Meyer, 53, cited health issues when he departed Florida in 2009 and has since chronicled his experiences with anxiety and depression. He was hired at Ohio State in 2011 after taking a one-year hiatus to deal with his health.

"I'm a guy that's been here for 15 years, and there are obvious differences when you compare coaches, if they're at different stages in life," Swinney said. "In recruiting, you talk about anything and everything a recruit wants to talk about that seems relevant."

Carman's addition was a big get for Swinney, who learned of the official signing midway through a news conference with reporters. Swinney slapped the table and smiled, shouting "Action Jackson!"

"Sometimes you sign guys that check every box," Swinney said. "They just show up and you go 'Wow.' That's what he is. He's 350 and can move. He's very physical and the No. 1 player in Ohio."

Beyond Carman, Clemson reeled in a strong early class, including quarterback Trevor Lawrence, the nation's top quarterback and No. 2 overall recruit. Lawrence is 6-foot-6, 210 pounds and, according to Swinney, arrives in better position to compete immediately than former star Deshaun Watson.

"He's just so physically developed for a young guy," Swinney said. "Deshaun was pretty special, but he was 180 pounds when he got here. This kid's 212 pounds, 6-6. He's been well prepared, well groomed, he's just tremendous. He's got everything you look for and could possibly want."

Lawrence joins a particularly deep cast of quarterbacks, including current starter Kelly Bryant, former ESPN 300 recruit Zerrick Cooper and last year's top QB recruit, Hunter Johnson.

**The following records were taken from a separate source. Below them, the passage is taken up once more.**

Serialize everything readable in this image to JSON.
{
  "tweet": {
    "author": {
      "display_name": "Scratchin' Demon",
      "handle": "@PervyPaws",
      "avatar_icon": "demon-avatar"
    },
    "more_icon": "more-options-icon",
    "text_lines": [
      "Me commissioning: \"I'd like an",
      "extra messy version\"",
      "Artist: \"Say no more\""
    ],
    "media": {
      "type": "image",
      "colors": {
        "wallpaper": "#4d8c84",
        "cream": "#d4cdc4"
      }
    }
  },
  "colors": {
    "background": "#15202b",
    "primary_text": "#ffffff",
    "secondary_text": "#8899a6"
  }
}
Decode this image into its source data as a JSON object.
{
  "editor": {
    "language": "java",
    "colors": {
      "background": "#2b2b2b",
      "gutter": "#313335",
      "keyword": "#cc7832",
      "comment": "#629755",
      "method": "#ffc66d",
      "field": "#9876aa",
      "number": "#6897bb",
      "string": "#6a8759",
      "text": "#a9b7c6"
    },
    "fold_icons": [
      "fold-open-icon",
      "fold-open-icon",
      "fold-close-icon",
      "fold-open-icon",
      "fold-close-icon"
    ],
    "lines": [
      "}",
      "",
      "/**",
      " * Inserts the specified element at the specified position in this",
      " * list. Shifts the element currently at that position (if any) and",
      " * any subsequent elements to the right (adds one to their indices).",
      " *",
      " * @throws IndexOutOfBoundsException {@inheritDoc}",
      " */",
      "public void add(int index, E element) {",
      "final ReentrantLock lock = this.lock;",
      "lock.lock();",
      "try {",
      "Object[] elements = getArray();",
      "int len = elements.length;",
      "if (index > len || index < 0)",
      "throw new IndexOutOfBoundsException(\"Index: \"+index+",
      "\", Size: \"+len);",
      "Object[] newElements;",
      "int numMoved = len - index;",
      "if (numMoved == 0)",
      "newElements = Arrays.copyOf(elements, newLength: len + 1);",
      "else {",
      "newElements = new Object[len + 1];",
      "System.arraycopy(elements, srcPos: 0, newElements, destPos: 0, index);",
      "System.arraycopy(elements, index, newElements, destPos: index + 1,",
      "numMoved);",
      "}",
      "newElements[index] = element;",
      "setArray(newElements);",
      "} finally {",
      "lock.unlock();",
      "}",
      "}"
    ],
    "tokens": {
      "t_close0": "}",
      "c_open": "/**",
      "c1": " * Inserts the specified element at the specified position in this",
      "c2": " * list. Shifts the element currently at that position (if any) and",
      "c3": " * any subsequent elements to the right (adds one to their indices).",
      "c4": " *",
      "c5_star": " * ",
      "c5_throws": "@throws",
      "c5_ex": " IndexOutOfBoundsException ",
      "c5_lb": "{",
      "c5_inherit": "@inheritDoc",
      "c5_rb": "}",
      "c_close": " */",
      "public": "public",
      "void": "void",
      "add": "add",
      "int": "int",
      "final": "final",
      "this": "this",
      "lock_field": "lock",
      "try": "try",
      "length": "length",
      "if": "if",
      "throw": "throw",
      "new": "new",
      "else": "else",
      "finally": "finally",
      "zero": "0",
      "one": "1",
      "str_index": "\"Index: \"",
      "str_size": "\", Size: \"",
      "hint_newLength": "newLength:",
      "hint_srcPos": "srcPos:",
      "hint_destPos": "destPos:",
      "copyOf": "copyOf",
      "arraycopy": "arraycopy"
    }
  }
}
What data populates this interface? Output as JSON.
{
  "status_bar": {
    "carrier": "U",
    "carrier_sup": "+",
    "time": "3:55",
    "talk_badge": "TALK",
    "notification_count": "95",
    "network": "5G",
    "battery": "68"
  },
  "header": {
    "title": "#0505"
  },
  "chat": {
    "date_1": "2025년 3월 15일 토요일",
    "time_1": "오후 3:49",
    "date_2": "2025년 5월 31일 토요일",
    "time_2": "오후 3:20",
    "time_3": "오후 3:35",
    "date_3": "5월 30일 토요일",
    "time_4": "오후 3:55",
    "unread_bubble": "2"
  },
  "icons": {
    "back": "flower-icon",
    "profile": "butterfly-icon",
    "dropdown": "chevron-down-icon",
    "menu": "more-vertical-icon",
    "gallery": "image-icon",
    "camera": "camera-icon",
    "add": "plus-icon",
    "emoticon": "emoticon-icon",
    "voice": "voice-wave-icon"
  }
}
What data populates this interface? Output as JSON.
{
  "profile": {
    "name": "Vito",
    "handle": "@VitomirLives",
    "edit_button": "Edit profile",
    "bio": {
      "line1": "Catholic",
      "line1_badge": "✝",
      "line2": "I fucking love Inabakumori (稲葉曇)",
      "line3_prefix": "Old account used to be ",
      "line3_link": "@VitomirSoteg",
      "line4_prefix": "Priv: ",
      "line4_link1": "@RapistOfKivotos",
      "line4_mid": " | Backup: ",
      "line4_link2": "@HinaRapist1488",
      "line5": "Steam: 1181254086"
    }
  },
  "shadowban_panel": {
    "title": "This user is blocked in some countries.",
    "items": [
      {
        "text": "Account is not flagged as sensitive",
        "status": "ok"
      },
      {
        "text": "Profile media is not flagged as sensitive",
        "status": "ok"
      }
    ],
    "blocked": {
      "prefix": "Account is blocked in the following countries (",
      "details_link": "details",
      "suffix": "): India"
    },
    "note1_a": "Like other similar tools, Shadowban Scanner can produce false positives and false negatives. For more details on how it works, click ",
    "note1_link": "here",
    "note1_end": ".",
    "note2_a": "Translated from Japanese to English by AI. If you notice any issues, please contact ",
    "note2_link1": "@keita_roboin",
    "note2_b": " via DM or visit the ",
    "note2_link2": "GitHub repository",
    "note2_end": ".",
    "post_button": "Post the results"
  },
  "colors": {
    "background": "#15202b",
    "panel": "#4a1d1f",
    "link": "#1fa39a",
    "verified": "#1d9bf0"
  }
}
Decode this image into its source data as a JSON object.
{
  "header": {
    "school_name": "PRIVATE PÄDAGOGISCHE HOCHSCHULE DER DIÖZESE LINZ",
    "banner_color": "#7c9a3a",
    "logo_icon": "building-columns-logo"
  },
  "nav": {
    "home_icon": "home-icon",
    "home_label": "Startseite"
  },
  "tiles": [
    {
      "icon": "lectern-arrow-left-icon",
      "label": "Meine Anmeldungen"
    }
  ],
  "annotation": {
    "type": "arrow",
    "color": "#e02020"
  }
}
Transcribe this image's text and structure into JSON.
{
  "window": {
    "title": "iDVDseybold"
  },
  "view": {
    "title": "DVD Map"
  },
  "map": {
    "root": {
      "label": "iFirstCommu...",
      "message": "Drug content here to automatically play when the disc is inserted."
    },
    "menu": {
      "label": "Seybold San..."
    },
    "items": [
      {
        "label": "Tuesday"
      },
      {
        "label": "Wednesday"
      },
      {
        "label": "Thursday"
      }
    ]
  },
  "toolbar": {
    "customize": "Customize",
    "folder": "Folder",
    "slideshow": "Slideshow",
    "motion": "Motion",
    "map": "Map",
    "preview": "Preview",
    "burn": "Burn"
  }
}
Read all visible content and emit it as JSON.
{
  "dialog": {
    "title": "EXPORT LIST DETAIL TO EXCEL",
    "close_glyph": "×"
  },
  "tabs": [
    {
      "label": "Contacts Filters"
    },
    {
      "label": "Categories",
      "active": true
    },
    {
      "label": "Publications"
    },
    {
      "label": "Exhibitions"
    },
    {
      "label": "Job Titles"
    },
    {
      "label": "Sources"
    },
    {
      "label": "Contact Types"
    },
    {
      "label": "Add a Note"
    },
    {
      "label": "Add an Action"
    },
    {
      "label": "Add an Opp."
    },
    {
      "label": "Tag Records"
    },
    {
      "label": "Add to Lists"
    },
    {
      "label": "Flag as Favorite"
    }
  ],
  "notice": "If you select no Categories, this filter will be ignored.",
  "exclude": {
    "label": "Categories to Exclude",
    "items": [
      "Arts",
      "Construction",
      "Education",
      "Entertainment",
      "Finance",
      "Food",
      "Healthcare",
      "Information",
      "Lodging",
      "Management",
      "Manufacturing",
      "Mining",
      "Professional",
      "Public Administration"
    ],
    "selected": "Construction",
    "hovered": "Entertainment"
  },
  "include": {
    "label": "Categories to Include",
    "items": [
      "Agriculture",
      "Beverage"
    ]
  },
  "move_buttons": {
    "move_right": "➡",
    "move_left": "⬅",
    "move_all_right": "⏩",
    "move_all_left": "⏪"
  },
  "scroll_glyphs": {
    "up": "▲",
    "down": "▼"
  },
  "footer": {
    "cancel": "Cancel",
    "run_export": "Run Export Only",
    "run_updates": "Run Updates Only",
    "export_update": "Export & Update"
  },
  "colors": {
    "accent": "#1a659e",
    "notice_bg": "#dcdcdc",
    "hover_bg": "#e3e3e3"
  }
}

Swinney said none of the QBs have been intimidated by the competition, but he does see enormous potential in Lawrence.

"My job is to recruit the best players I can recruit," Swinney said. "When they get here, challenge them and grow them into their best version. Competition will bring out the best in everyone, and at the end of the day, someone's going to win the job. You're going to have a starter and backups. We have a process in place. We'll go through it and let the chips fall where they may."